LS Power Development LLC, a New Jersey based company, received site approval this week to build a power plant estimated to cost $750 million in Lawrence County, Pennsylvania, the Pittsburgh Tribune-Review reports. The plant would be powered by Marcellus shale gas. The company still needs state and federal permits, but construction could begin early next year and the plant could generate electricity by 2016. Tennessee Gas Pipeline Company, L.L.C., a subsidiary of Kinder Morgan Energy Partners, owns and operates the gas pipelines that would supply the plant.
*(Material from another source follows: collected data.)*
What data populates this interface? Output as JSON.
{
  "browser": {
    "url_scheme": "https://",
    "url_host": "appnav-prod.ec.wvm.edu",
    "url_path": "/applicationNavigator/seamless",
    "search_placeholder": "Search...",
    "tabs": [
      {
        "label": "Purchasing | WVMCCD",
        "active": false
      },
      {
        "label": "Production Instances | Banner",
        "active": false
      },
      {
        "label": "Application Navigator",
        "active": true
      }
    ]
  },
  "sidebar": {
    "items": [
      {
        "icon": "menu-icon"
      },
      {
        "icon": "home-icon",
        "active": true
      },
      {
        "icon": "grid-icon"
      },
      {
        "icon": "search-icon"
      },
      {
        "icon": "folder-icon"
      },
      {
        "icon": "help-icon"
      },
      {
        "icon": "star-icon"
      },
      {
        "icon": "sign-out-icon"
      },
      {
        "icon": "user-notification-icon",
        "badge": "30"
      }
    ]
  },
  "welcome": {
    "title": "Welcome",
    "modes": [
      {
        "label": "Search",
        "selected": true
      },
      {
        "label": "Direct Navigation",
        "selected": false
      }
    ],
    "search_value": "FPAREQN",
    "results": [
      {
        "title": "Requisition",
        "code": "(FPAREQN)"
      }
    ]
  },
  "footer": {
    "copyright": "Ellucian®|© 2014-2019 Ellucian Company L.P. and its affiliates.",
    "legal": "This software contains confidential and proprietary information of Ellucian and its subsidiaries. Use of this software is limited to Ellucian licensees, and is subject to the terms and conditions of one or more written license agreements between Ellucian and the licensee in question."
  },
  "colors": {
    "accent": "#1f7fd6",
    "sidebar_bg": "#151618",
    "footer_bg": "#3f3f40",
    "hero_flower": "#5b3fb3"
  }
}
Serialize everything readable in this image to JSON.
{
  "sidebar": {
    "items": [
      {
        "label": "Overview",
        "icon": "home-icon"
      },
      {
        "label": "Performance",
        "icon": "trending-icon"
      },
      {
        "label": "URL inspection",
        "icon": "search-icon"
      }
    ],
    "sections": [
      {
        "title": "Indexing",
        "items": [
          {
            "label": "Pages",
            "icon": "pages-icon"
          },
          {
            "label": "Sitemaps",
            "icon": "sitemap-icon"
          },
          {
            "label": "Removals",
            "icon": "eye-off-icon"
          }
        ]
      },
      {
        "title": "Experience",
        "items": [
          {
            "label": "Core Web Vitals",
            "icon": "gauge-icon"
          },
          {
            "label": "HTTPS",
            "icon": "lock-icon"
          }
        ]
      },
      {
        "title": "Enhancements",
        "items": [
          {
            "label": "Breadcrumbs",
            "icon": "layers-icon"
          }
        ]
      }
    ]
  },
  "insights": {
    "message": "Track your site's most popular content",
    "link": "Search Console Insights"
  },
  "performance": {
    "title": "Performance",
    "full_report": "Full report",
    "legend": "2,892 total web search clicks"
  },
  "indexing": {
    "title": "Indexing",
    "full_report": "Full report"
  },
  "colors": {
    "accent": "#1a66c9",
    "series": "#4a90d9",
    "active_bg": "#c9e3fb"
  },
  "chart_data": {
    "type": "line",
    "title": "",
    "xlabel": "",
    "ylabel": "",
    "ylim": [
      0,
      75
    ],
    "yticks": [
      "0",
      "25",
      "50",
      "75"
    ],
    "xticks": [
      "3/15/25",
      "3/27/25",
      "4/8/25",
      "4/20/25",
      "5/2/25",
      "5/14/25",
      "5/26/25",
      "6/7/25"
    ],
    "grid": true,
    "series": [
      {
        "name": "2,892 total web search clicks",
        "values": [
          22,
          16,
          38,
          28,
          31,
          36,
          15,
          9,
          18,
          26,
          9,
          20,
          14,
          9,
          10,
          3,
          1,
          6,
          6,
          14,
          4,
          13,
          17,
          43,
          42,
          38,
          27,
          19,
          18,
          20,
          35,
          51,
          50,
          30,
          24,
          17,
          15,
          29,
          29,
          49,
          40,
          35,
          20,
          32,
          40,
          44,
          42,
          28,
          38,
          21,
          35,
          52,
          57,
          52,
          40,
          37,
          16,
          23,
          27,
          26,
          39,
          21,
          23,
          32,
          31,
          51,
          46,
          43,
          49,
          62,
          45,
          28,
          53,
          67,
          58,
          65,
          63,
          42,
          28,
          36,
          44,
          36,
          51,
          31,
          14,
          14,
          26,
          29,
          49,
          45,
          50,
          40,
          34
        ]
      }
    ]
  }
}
City Council members in Brunswick, Ohio, the largest city in Medina County, are voicing concerns regarding state laws which give the Ohio Department of Natural Resources the sole authority to issue oil and gas drilling permits throughout the state. Council members are concerned that the laws do not take local zoning into consideration and effectively pre-empt any authority to regulate hydraulic fracturing operations at the local level. The mayor of Brunswick has urged the council to consider the economic benefits brought to the area by oil and gas exploration prior to voting on a proposed resolution which would formally voice their disapproval on the issue.
On January 18, 2013, the Muskingum Watershed Conservancy District (MWCD) announced that it has negotiated a 6,700 acre non-developmental oil and gas lease with Antero Resources. The lease will prohibit drilling or surface development on MWCD property, but will allow Antero to drill under MWCD land from other nearby wells. Financial terms of the lease are still being negotiated. The MWCD staff plans to recommend to the Board of Directors to enter into the lease with Antero at the Board’s February 15, 2013 meeting.